The FDA has blocked the small biotech INmune Bio from moving an Alzheimer’s disease therapy into a phase 2 clinical study on manufacturing concerns.
INmune said after market Monday that it had received a letter from the agency notifying it of a clinical hold for XPro1595, a TNF inhibitor that aims to reduce neuroinflammation to stop or slow the progression of cognitive and psychiatric symptoms of the devastating neurological disease.
The FDA decided to place the hold on INmune’s investigational new drug application and requested more information on chemistry, manufacturing and controls for XPro1595, also called XPro, which was recently manufactured for the study.
The short update from INmune provided few details on the exact nature of the FDA’s concerns but said the agency would provide a full clinical hold letter to the company in about 30 days.
INmune promised to update after discussions with the FDA.
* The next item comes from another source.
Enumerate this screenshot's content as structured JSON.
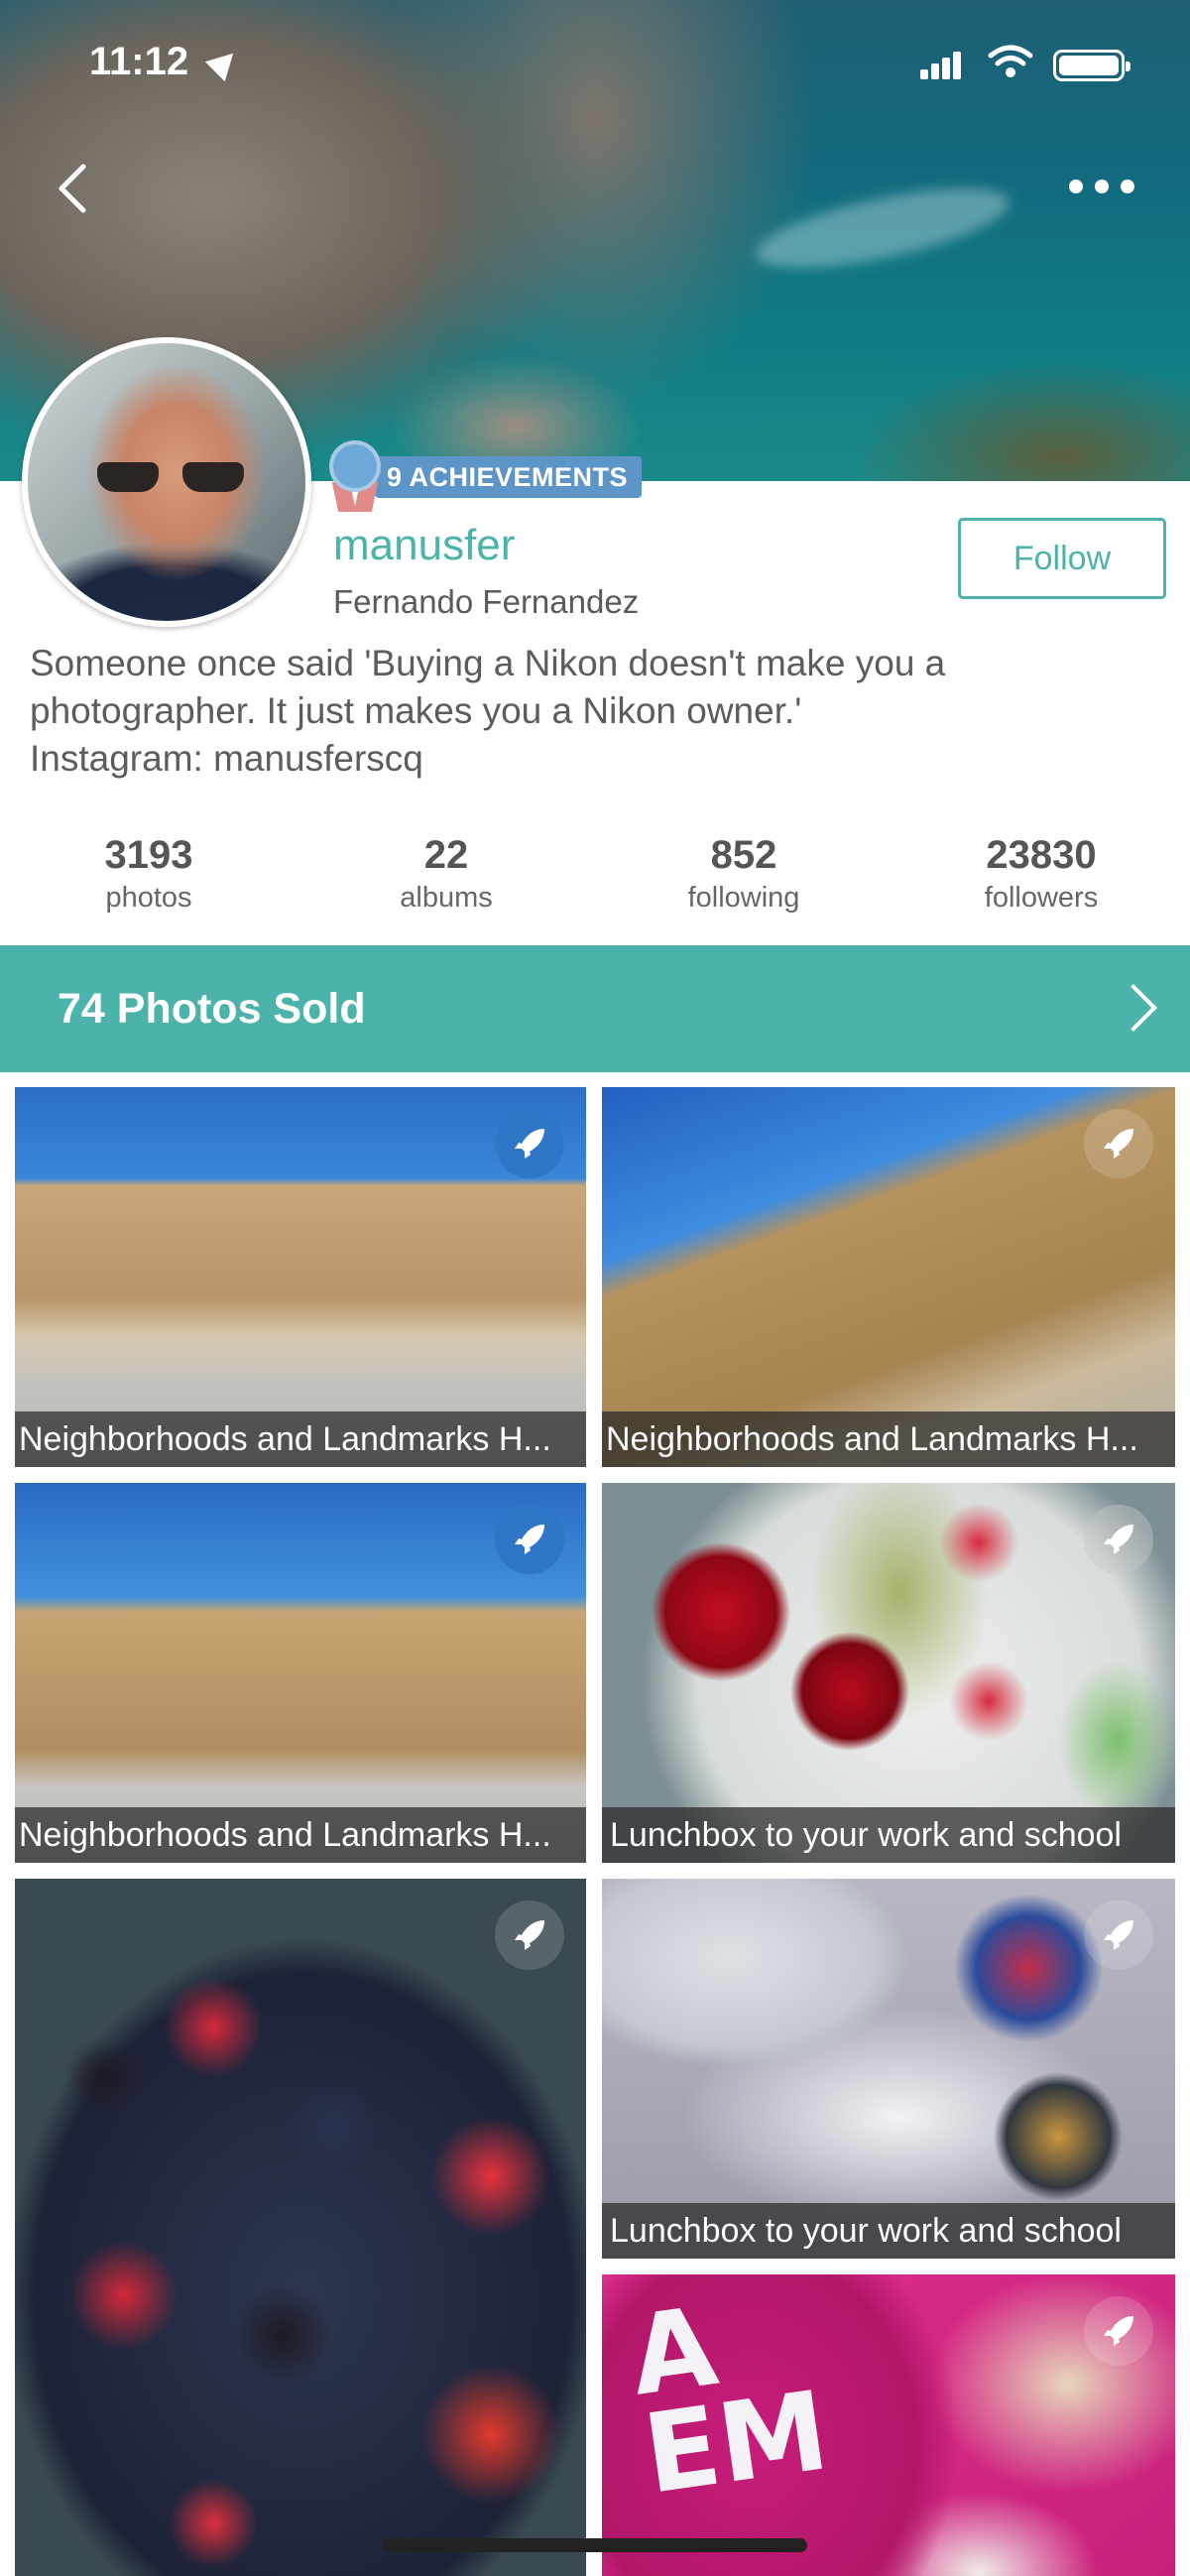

A phase 2 trial of XPro remains underway in Australia and is still enrolling patients. In a phase 1 trial, INmune linked XPro to a reduction in neuroinflammation, teeing up the move to phase 2.
INmune’s approach to Alzheimer’s differs from the leading therapies under development by major pharmaceutical companies. The biotech is approaching the problem as an immunologic disease, hoping to control inflammation that could lead to the cognitive symptoms of the disease.
Shares in INmune plummeted 27% as the markets opened Tuesday to $5.28, compared to a prior close of $7.27.